L'exploration la plus poussée de ces pratiques anciennes se retrouve dans
l'oeuvre de James Frazer, "Le Rameau d'or". Publié il y a une centaine
d'années, ce livre a beaucoup influencé la pensée du XXe siècle.

	Pour comprendre les origines de l'épouvantail traditionnel, on se penchera
d'abord sur notre terrifiante vulnérabilité dans ce monde naturel. Notre
survie la plus élémentaire se rattachait à la pluie, à la maturation des
récoltes, au succès de la moisson. Selon Frazer, on assiste à
l'identification du Prêtre-Roi au type de végétation le plus important pour
ses sujets, champs de céréales ou forêts, par exemple. Symbole incarné de
la récolte, le roi lui consacre sa vigueur et sa virilité. Tributaires
directs du roi, ses sujets doivent le tuer et le remplacer, avant que ses
pouvoirs ne faiblissent, afin d'assurer le renouvellement et la continuité.

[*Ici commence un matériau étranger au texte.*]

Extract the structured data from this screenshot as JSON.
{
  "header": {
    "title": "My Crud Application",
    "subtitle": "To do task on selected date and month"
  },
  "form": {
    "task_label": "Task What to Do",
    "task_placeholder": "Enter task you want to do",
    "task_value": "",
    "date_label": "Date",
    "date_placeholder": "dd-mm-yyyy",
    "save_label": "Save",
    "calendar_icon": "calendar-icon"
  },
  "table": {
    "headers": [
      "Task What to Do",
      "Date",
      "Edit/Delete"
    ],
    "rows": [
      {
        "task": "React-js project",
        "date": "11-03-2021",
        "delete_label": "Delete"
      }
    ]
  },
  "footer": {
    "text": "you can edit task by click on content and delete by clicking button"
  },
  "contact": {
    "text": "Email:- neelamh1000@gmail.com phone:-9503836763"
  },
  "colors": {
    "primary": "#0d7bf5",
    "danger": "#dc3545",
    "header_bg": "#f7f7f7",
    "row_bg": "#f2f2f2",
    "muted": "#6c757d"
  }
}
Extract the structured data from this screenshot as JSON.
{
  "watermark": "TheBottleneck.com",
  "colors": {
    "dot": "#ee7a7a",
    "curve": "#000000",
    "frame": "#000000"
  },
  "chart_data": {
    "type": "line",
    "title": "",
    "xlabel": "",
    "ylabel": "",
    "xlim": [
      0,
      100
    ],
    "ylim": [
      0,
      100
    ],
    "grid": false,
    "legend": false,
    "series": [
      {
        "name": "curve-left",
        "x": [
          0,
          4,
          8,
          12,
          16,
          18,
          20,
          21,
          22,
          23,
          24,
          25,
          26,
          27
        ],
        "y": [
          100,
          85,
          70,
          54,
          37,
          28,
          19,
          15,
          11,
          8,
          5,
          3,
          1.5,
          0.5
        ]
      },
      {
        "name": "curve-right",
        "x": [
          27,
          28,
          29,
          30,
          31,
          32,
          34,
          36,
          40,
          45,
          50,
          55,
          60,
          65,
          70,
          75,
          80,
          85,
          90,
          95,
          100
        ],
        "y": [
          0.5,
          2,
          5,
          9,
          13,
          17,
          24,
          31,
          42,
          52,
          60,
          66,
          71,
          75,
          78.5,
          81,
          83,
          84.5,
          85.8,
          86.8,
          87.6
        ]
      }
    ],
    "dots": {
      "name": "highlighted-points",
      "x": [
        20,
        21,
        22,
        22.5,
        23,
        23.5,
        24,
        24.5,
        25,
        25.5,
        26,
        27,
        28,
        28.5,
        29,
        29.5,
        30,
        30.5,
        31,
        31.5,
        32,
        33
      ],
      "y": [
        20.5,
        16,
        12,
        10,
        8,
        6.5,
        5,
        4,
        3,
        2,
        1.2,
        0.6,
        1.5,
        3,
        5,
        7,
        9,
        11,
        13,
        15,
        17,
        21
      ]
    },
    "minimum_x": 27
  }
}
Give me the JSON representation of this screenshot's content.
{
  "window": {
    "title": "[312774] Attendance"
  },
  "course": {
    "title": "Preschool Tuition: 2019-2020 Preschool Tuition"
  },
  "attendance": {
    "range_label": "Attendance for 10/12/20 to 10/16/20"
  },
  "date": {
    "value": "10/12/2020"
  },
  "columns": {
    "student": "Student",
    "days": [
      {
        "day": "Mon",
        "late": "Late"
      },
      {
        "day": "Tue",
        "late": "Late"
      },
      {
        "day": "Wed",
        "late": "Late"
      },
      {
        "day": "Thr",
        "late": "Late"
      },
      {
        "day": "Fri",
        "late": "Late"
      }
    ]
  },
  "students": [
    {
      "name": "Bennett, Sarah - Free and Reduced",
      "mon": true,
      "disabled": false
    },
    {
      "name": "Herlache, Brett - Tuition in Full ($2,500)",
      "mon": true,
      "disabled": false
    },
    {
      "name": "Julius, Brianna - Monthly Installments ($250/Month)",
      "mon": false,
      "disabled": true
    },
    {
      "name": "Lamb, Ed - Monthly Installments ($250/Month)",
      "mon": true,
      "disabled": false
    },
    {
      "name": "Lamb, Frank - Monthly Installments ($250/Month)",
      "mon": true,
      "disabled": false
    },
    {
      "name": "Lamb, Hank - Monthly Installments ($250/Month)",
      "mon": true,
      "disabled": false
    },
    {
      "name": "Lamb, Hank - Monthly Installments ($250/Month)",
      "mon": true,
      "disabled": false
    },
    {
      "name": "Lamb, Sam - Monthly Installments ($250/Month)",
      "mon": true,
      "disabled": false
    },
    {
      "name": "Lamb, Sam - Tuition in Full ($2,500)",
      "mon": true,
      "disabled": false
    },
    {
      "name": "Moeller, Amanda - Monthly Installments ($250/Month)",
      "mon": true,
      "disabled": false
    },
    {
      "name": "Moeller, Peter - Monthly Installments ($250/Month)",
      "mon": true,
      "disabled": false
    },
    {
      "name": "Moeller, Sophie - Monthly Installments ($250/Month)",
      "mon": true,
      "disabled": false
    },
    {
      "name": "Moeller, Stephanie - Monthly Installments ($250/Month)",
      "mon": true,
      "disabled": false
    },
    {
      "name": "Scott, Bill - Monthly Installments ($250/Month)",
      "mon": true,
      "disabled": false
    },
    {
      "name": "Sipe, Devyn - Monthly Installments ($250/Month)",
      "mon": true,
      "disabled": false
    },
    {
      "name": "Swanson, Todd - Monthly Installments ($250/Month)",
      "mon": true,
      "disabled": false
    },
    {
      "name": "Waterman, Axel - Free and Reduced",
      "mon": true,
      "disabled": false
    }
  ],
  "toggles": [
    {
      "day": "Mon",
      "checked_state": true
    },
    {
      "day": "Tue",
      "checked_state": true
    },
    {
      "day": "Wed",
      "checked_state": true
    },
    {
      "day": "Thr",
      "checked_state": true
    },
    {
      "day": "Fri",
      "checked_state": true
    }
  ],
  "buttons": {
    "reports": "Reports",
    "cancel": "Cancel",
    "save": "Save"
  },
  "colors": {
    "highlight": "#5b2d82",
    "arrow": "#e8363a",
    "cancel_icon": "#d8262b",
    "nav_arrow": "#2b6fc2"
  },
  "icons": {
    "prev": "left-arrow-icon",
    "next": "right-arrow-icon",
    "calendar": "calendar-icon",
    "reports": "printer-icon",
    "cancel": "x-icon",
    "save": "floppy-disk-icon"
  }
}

	Du berceau de la civilisation nous sont parvenus ces dieux destinés à
mourir, exprimant chacun une forme essentielle de la vie végétale, et se
faisant chacun le compagnon d'une déesse de la fécondité. En Égypte, Osiris
symbolise le maïs, son cycle de vie s'accordant à l'alternance naturelle
croissance/stérilité, été/hiver. L'ensemencement, ou l'enterrement des
graines, à la fin de l'automne est un moment noir, lié à la mort du dieu;
la reprise de la croissance au printemps témoigne de l'efficacité
revitalisante du fluide divin. Le dieu du maïs des Babyloniens et des
Syriens, Adonis, rappelle lui aussi par sa vie le cycle des saisons. Deux
déesses s'en réclament : il passe une partie de l'année, l'hiver, avec
Perséphone aux enfers, et revient au printemps chargé de verdeur vers
Aphrodite, déesse de l'Amour. Le dieu Attis représente le pin; son culte
s'est d'abord répandu en Asie mineure pour atteindre Rome par la suite. La
disparition d'Adonis comme d'Attis est marquée de mort violente et de
chagrin orgiaque, et leur résurrection occasionne une fête à l'échelle
cosmique. Indice révélateur, cette résurrection se célèbre à l'équinoxe de
printemps. Les ressemblances sont frappantes. La mort suivie de la
résurrection au point vernal est un motif bien ancré, longtemps avant le
début de l'ère chrétienne.

	Il y a lieu de se laisser éblouir par le concept même d'un renouvellement
spirituel figuré dans la mort puis la revitalisation du monde végétal.
Frazer le souligne : " Š  les effigies bourrées de maïs du dieu Osiris, qui
se retrouvent dans les tombeaux égyptiens, témoignent avec une éloquence
sans équivoque. Ils étaient à la fois l'emblème et l'instrument de la
résurrection. Les Égyptiens de l'Antiquité tiraient donc du blé qui germe
un augure de l'immortalité humaine. "

	À la suite de Frazer, d'autres intellectuels, dont Eliot et Joyce, se sont
émerveillés : Suzanne Hill en fait autant dans le groupe d'oeuvres qui nous
occupe.

	L'homme s'identifie aux arbres depuis les temps anciens, une assimilation
qui transforme notre compréhension du Christ en croix. Comme en témoignent
l'Arbre de la Vie et l'Arbre de la Connaissance du bien et du mal, c'est
l'arbre qui était sacré plutôt que l'être humain. La crucifixion ne
représente donc pas un homme attaché à un arbre, mais un homme fait arbre -
comme en rend si complètement compte le Crown of Thorns (Couronne d'épines)
de Suzanne Hill. Cette image est au centre de l'exposition.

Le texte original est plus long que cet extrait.